Com o intuito de contextualizar a temática do presente artigo científico, propõe-se o seguinte caso:

A senhora Zélia[1], idosa de 72 anos, residente em Goiânia – GO, aposentada, é portadora de diabetes e faz acompanhamento médico pelo Sistema Único de Saúde desde que descobriu a doença. Como tratamento, a médica especialista que lhe atende prescreveu o uso de duas insulinas, as quais eram fornecidas pela Secretaria de Saúde do Estado. No entanto, no início do mês de setembro de 2017, quando completaria um ano de tratamento, a Sra. Zélia foi informada por um servidor da Secretaria de Saúde que as insulinas não seriam mais fornecidas. Desesperada e com receio de ficar sem estes medicamentos essenciais para sua saúde, a Sra. Zélia voltou a procurar sua médica. Ao saber da negativa do Poder Público em fornecer as insulinas, a médica que acompanha a Sra. Zélia, sabendo das condições financeiras da paciente (que possui uma renda de apenas um salário mínimo), disse-lhe para buscar a Defensoria Pública da União em Goiás (DPU/GO), a fim de tentar conseguir as insulinas através da “justiça”. Seguindo a indicação de sua médica, a Sra. Zélia compareceu à DPU/GO e com o auxílio jurídico da instituição ajuizou uma ação judicial contra a União, o Estado de Goiás e o Município de Goiânia para o fornecimento da medicação que necessita. Após o trâmite do processo judicial, sobreveio sentença mediante a qual o juízo julgou o pedido da Sra. Zélia procedente e condenou o Estado de Goiás a fornecer as insulinas.

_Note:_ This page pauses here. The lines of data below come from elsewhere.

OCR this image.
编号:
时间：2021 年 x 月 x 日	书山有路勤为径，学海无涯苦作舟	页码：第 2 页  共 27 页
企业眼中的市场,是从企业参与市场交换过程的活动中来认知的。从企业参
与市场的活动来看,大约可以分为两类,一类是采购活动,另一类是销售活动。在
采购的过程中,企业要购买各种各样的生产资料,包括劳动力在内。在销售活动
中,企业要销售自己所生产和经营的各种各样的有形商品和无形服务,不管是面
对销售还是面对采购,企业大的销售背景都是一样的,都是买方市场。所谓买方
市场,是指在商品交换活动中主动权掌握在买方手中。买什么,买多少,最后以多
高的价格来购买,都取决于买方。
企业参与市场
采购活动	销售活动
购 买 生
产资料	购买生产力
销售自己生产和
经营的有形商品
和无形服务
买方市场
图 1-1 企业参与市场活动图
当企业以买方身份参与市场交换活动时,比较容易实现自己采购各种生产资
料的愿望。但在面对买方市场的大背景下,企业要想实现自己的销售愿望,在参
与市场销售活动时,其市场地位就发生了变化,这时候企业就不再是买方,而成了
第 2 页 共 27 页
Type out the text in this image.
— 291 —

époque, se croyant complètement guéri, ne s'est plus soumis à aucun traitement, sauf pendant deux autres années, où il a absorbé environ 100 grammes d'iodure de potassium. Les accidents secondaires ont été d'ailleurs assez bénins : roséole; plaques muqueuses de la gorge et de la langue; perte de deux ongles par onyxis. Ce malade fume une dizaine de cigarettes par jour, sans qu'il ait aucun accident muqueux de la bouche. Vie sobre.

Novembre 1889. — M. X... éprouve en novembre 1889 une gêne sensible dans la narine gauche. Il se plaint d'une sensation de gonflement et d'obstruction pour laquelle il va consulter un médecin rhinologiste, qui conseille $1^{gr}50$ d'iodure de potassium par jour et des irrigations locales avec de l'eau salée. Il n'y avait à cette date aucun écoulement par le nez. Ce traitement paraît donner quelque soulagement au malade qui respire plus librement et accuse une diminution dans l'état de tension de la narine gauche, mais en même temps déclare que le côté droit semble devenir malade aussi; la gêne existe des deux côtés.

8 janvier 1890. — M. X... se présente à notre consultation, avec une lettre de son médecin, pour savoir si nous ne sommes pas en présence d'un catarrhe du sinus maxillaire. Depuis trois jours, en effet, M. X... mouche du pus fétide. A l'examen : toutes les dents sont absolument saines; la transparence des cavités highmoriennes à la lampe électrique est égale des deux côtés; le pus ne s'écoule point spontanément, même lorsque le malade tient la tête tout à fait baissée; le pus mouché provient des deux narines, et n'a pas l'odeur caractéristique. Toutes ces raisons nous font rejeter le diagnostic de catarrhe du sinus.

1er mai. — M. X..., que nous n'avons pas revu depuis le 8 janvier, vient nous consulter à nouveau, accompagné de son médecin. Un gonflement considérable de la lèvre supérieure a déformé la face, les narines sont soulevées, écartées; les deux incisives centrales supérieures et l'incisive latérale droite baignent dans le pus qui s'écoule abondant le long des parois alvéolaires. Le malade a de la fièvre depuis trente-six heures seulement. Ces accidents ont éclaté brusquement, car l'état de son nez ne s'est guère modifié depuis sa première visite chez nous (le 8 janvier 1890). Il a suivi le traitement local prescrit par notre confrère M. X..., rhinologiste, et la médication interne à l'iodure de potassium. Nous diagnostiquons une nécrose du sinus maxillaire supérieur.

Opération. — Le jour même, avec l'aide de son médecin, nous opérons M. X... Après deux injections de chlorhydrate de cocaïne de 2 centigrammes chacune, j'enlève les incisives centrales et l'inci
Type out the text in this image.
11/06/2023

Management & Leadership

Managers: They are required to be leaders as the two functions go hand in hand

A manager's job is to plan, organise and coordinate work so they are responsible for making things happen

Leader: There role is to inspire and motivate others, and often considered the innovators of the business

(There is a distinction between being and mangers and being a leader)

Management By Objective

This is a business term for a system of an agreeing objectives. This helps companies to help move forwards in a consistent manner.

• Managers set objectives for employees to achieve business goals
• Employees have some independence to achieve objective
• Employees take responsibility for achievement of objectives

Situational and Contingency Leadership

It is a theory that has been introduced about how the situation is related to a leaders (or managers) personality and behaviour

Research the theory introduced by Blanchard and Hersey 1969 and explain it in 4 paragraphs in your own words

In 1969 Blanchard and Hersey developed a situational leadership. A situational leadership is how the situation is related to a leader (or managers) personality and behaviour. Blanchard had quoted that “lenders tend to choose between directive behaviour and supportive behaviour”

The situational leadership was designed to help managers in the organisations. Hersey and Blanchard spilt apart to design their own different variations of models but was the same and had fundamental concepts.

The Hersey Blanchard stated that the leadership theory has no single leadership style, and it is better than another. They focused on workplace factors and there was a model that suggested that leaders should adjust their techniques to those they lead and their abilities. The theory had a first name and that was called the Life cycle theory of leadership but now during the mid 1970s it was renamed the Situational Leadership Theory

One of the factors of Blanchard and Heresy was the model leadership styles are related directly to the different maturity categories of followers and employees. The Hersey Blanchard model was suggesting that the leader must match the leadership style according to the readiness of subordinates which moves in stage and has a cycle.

Como este, inúmeros são os casos em que pessoas desprovidas de recursos só conseguem acesso ao tratamento médico ou serviço de saúde que necessitam mediante a assistência jurídica realizada pelas Defensorias Públicas e após a intervenção do Poder Judiciário. 

Esta temática surgiu por ocasião de um estágio na DPU/GO, onde foi possível manter contato com diversas pessoas atendidas pela instituição em razão de estarem em condição de hipossuficiência. Este contato e a possibilidade de vivenciar o trabalho da Defensoria Pública serviu de motivação para o presente artigo, cujo objetivo é abordar os reflexos do ativismo jurídico da Defensoria Pública da União na concretização do direito à saúde.

O artigo se divide em três seções, sendo que a primeira é intitulada como “a Defensoria Pública da União”, na qual destacam-se os ensinamentos de SILVA (2013) e RESSURREIÇÃO (2012). Nesta primeira parte, a Defensoria Pública é apresentada como instituição imprescindível para a efetivação do direito de acesso à justiça, posto que é a única do ordenamento jurídico apta a resgatar as pessoas que eram distanciadas do Poder Judiciário, conscientizando-as sobre os seus direitos e a forma de impedir que estes sejam restringidos.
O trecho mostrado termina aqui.